Approximately 6,000 “physicians doing primarily patient care in the 10 counties and parishes in Louisiana and Mississippi have been directly affected by Katrina flooding,” said the study's author Thomas C. Ricketts III, M.D., deputy director for policy analysis at the university's Cecil G. Sheps Center for Health Services Research.

Data for the analysis were drawn from the American Medical Association's master file of physicians for the month of March and FEMA-posted information, as well as data from the American Association of Medical Colleges, Tulane University and Louisiana State University medical schools, the Texas Board of Medicine, and the state of Louisiana.

In an interview, Dr. Ricketts said most of the calls he's gotten to date have either been from physician recruiters or from practices in various parts of the country, asking for names of physicians who need a job.

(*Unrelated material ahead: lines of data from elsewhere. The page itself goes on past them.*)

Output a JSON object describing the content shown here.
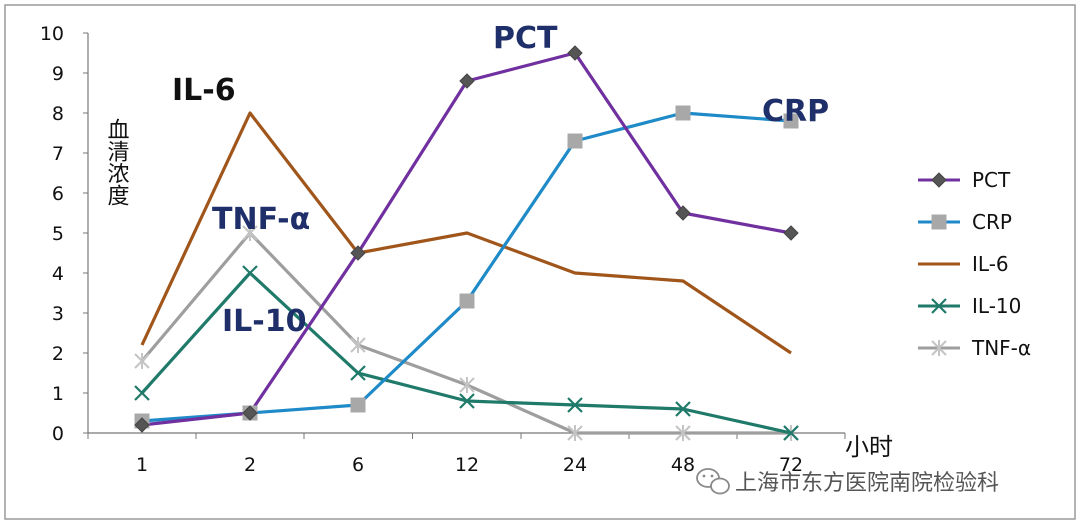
{
  "chart_data": {
    "type": "line",
    "categories": [
      "1",
      "2",
      "6",
      "12",
      "24",
      "48",
      "72"
    ],
    "ylim": [
      0,
      10
    ],
    "yticks": [
      "0",
      "1",
      "2",
      "3",
      "4",
      "5",
      "6",
      "7",
      "8",
      "9",
      "10"
    ],
    "ylabel": "血清浓度",
    "xlabel": "小时",
    "grid": false,
    "legend_position": "right",
    "series": [
      {
        "name": "PCT",
        "color": "#7030A0",
        "marker": "diamond",
        "values": [
          0.2,
          0.5,
          4.5,
          8.8,
          9.5,
          5.5,
          5.0
        ]
      },
      {
        "name": "CRP",
        "color": "#1F8AC8",
        "marker": "square",
        "values": [
          0.3,
          0.5,
          0.7,
          3.3,
          7.3,
          8.0,
          7.8
        ]
      },
      {
        "name": "IL-6",
        "color": "#A0561B",
        "marker": "none",
        "values": [
          2.2,
          8.0,
          4.5,
          5.0,
          4.0,
          3.8,
          2.0
        ]
      },
      {
        "name": "IL-10",
        "color": "#1F7A6A",
        "marker": "x",
        "values": [
          1.0,
          4.0,
          1.5,
          0.8,
          0.7,
          0.6,
          0.0
        ]
      },
      {
        "name": "TNF-α",
        "color": "#9E9E9E",
        "marker": "star",
        "values": [
          1.8,
          5.0,
          2.2,
          1.2,
          0.0,
          0.0,
          0.0
        ]
      }
    ],
    "annotations": [
      {
        "text": "PCT",
        "color": "#1F2F6A"
      },
      {
        "text": "CRP",
        "color": "#1F2F6A"
      },
      {
        "text": "IL-6",
        "color": "#111111"
      },
      {
        "text": "TNF-α",
        "color": "#1F2F6A"
      },
      {
        "text": "IL-10",
        "color": "#1F2F6A"
      }
    ]
  },
  "watermark": {
    "text": "上海市东方医院南院检验科",
    "icon": "wechat-icon"
  }
}
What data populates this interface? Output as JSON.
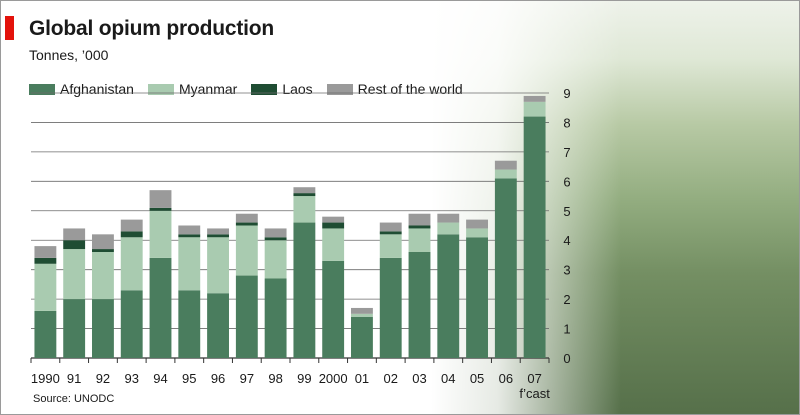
{
  "header": {
    "title": "Global opium production",
    "subtitle": "Tonnes, ’000"
  },
  "footer": {
    "source": "Source: UNODC"
  },
  "photo": {
    "description_icon": "farmer-in-poppy-field-photo"
  },
  "colors": {
    "afghanistan": "#4a7d5e",
    "myanmar": "#a9cbb0",
    "laos": "#1f4d33",
    "rest": "#9a9a9a",
    "gridline": "#6b6b6b",
    "accent": "#e3120b"
  },
  "chart_data": {
    "type": "bar",
    "stacked": true,
    "categories": [
      "1990",
      "91",
      "92",
      "93",
      "94",
      "95",
      "96",
      "97",
      "98",
      "99",
      "2000",
      "01",
      "02",
      "03",
      "04",
      "05",
      "06",
      "07\nf’cast"
    ],
    "series": [
      {
        "name": "Afghanistan",
        "values": [
          1.6,
          2.0,
          2.0,
          2.3,
          3.4,
          2.3,
          2.2,
          2.8,
          2.7,
          4.6,
          3.3,
          1.4,
          3.4,
          3.6,
          4.2,
          4.1,
          6.1,
          8.2
        ]
      },
      {
        "name": "Myanmar",
        "values": [
          1.6,
          1.7,
          1.6,
          1.8,
          1.6,
          1.8,
          1.9,
          1.7,
          1.3,
          0.9,
          1.1,
          0.1,
          0.8,
          0.8,
          0.4,
          0.3,
          0.3,
          0.5
        ]
      },
      {
        "name": "Laos",
        "values": [
          0.2,
          0.3,
          0.1,
          0.2,
          0.1,
          0.1,
          0.1,
          0.1,
          0.1,
          0.1,
          0.2,
          0.0,
          0.1,
          0.1,
          0.0,
          0.0,
          0.0,
          0.0
        ]
      },
      {
        "name": "Rest of the world",
        "values": [
          0.4,
          0.4,
          0.5,
          0.4,
          0.6,
          0.3,
          0.2,
          0.3,
          0.3,
          0.2,
          0.2,
          0.2,
          0.3,
          0.4,
          0.3,
          0.3,
          0.3,
          0.2
        ]
      }
    ],
    "y_ticks": [
      "0",
      "1",
      "2",
      "3",
      "4",
      "5",
      "6",
      "7",
      "8",
      "9"
    ],
    "ylim": [
      0,
      9
    ],
    "grid": true,
    "legend_position": "top-left",
    "y_axis_side": "right"
  }
}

Locum tenens or temporary positions have been an option for many of these physicians, according to Phil Miller, a spokesman for Merritt, Hawkins & Associates, a physician search firm based in Irving, Tex.

Staff Care Inc., the locum tenens agency of the Merritt, Hawkins group, has been placing physicians all over the country—in Texas, Oklahoma, the Carolinas, and Florida—Trey Davis, executive vice president for the agency, said in an interview. Hospitals and state licensing boards have facilitated this effort by making some exceptions to normal guidelines to process state licensing and hospital privileges, he said.

“We had a physician who contacted us a couple of days after Katrina hit. He flew his small, private plane to a location in Oklahoma and did a face-to-face interview with a government facility. Within 4 days, we pushed his privileges through, and he was seeing patients in less than a week.”

Not every physician is looking to reestablish a practice or begin a new one, Dr. Ricketts pointed out. Some will decide to retire instead. “We don't know what this is going to mean to health care. We've never had to deal with something like this before.”

Mr. Davis said his agency has been receiving a large number of calls for physicians to extend their contracts in their locum tenens jobs for as long as 6 months.